O temor generalizado da população após a morte do Cabo da PM na terça ilustra o quão real é para os moradores desses bairros o medo da ação das milícias e de policiais dentro destas ou acobertando estas, tanto como dos traficantes de drogas. Medo este que, pela primeira vez, atingiu muitos dos moradores de áreas melhor localizadas em Belém, com renda maior, os quais não vivem o cotidiano de apreensão vivenciado pelos habitantes da periferia, especialmente os que moram em favelas onde os traficantes dominam e milícias impõem sua presença. Como nunca, esta madrugada em Belém fez moradores de bairros em condições tão diferentes compartilharem do mesmo medo, da polícia, do tráfico e das milícias.

Portanto, as execuções de terça para quarta não foram um simples caso isolado de retaliação, mas sim uma realidade perene vivida por moradores da periferia de Belém, muitos dos quais conhecem alguém que foi executado ou tiveram um parente assassinado, alguns que foram expulsos de suas casas pelos traficantes, outros que evitam sair de casa a certas horas da noite (não só na última terça!) por medo do que poderá acontecer consigo e com os seus.
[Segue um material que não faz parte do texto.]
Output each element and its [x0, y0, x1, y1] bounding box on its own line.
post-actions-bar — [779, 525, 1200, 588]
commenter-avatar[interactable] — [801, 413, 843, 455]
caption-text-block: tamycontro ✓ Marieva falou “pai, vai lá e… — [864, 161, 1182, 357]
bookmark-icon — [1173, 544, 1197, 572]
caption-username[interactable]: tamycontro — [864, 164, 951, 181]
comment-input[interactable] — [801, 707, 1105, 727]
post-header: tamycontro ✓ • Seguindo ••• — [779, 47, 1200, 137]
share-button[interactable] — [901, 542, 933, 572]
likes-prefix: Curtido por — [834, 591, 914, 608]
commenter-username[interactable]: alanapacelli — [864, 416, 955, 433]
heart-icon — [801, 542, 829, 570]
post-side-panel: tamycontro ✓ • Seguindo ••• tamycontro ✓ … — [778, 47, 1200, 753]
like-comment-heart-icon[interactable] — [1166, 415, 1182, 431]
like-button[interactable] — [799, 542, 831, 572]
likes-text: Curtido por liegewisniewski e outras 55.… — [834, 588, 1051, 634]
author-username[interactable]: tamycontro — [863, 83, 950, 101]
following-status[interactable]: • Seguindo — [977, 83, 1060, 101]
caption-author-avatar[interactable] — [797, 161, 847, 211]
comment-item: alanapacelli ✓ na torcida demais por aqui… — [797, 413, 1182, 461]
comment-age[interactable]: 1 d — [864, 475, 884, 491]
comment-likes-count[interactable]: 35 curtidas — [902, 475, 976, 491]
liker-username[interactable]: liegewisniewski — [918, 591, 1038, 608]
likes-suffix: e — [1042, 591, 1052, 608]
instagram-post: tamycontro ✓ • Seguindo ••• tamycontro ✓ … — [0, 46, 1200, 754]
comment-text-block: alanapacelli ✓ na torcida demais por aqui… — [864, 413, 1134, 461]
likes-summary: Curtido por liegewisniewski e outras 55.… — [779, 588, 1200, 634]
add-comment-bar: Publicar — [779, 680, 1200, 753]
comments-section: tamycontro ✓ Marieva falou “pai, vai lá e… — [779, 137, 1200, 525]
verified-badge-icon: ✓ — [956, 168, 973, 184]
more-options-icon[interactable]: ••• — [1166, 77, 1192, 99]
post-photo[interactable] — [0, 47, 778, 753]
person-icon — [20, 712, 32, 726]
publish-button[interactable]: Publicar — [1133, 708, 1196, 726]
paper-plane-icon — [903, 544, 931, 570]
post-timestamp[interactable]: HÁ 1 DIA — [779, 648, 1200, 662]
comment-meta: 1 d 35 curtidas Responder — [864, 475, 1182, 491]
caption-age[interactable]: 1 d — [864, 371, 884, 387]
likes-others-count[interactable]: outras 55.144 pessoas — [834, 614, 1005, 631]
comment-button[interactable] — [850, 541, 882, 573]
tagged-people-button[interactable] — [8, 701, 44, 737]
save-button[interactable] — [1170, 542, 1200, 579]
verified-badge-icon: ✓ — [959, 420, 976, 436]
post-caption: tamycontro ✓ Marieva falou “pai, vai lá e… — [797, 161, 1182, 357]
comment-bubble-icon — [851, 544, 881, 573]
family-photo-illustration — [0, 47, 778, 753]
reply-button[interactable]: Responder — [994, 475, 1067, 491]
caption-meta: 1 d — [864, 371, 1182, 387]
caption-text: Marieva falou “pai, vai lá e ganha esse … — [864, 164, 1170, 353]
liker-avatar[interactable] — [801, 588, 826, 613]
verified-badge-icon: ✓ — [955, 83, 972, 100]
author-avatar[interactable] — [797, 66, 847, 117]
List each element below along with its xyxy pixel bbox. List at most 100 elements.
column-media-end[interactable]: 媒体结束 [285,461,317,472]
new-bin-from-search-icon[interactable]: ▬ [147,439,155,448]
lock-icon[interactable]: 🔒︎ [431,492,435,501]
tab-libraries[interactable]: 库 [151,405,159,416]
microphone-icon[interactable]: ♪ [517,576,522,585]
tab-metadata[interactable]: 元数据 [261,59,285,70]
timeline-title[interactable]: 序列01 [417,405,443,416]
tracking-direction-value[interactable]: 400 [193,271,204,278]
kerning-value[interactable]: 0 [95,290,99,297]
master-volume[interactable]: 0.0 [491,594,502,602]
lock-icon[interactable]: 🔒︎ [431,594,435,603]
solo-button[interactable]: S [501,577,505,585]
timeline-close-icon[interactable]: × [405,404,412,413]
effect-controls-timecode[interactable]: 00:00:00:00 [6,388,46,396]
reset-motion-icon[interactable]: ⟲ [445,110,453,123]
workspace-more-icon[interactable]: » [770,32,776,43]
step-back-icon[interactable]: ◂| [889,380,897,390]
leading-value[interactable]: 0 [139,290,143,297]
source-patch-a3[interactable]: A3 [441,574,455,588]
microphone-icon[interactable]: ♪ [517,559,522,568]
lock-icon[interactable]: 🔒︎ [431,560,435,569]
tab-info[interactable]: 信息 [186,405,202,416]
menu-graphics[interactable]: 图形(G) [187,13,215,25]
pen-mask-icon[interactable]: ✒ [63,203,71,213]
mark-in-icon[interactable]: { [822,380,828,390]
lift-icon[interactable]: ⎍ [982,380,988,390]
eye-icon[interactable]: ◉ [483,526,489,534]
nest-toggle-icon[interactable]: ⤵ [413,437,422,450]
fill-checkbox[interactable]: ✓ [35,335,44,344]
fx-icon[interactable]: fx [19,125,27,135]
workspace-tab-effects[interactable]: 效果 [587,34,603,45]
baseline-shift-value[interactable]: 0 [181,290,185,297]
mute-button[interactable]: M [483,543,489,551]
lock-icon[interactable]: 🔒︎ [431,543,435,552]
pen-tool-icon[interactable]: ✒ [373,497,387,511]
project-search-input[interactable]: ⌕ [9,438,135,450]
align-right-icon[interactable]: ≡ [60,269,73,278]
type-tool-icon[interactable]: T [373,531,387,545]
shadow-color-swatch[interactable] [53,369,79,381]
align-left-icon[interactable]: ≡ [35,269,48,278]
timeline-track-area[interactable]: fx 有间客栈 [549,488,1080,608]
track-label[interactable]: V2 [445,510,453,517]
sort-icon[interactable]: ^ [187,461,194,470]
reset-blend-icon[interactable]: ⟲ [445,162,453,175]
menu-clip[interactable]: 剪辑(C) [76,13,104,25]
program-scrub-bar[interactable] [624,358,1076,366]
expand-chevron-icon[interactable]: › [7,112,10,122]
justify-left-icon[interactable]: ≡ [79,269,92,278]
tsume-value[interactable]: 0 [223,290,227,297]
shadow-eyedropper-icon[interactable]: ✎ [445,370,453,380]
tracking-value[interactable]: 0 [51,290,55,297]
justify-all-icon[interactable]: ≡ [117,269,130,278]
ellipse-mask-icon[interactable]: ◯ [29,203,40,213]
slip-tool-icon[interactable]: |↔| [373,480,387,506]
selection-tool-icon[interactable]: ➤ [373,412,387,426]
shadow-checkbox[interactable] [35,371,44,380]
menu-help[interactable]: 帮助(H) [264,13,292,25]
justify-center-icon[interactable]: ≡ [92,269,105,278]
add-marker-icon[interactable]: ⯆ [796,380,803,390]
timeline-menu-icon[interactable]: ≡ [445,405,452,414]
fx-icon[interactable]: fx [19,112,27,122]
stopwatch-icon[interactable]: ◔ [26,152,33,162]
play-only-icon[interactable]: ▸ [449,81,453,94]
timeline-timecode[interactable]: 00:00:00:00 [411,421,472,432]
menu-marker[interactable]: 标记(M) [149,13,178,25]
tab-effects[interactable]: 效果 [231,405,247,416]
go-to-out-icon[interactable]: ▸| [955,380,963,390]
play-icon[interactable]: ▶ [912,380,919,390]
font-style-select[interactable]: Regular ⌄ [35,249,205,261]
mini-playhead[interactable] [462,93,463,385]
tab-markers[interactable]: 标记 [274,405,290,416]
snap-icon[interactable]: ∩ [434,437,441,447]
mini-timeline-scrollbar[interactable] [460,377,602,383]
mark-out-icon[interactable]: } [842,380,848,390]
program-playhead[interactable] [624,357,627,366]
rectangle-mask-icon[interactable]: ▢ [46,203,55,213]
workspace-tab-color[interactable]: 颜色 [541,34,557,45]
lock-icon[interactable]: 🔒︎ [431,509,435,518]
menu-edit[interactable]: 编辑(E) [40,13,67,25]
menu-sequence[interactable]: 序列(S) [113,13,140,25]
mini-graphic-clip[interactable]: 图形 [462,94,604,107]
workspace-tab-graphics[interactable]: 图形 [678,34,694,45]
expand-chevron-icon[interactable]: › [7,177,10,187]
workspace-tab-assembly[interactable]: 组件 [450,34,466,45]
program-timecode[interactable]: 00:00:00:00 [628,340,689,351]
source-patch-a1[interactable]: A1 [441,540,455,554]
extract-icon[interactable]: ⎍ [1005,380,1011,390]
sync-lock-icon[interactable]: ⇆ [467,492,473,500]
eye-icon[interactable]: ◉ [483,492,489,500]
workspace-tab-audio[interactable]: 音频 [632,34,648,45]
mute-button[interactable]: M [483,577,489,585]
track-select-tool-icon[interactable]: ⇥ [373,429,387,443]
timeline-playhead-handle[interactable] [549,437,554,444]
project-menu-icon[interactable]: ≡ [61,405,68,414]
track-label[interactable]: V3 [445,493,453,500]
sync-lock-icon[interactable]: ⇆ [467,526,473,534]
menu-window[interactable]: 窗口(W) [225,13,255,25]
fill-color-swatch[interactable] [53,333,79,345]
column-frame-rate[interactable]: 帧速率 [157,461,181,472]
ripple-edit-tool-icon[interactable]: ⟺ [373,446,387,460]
A essa população, que sofre de tantos lados, desde os traficantes até a abordagem de policias, é negada a mais básica e elementar forma de reduzir a criminalidade violenta no Brasil e seu financiamento: o fim da guerra às drogas. Não existe nenhum motivo para que cidades brasileiras encontrem-se no topo do ranking de cidades com maior número de homicídios do mundo que não seja essa política fracassada de proibição das drogas. Muitas cidades são mais perigosas que Belém, que está em 343º no ranking de cidades com maior número de homicídios no Brasil (a capital do Pará tem 45,6 homicídios por 100.000 habitantes), mas as causas são similares entre essas cidades. A maioria desses homicídios em Belém e nas outras cidades estão relacionados ao tráfico de drogas.

Uma das bandeiras liberais mais importantes é o fim dessa política que cerceia nossas liberdades, coloca pessoas não violentas atrás das grades (nos Estados Unidos, chegou ao ponto de que algumas foram condenadas a passar o resto de suas vidas em uma prisão) e mata muito mais do que os problemas de saúde relacionados ao abuso dessas substâncias pelo usuário, ao conferir uma fonte rápida de financiamento aos criminosos que passam a controlar este mercado.

Contudo, é vendido às pessoas que moram nesses bairros (bem como aos moradores de outros bairros mais privilegiados de Belém) que apenas uma política mais repressora de segurança vai resolver seus problemas. É atribuído ao usuário de drogas o papel de bode expiatório e, por vezes, sugere-se que a execução extrajudicial de criminosos pela polícia seria bem-vinda.

Mas negar o direito ao devido processo legal e legitimar ainda mais a licença para matar que os policiais já possuem por deficiências de nosso sistema legal (como a figura do “auto de resistência“) têm o condão de apenas intensificar as violações de direitos humanos que diariamente são perpetradas no Brasil, com o esmagamento das pessoas (especialmente as mais pobres) postas à mercê de um Estado policial,  e dissimula o fato da conexão de policiais com traficantes e milícias, que demonstra ser o quadro muito mais complexo do que uma fé ingênua na polícia como guardiã da lei e da ordem pretenderia.

Assim, o caso de Belém escancara a monstruosidade que é a guerra às drogas brasileira e as consequências destas nas dinâmicas urbanas das periferias, marcadas pela onipresença da violência, cuja principal causa não é a falta de mais repressão policial ou de mais execuções em relação às que já existem tanto da parte dos traficantes quanto de policiais), mas sim o próprio Estado em sua ânsia de criminalizar condutas sem vítimas, especialmente o comércio e uso de drogas, o que acarreta o enriquecimento de grupos criminosos e o aumento da vulnerabilidade de comunidades que perdem a capacidade de organizar sua própria segurança.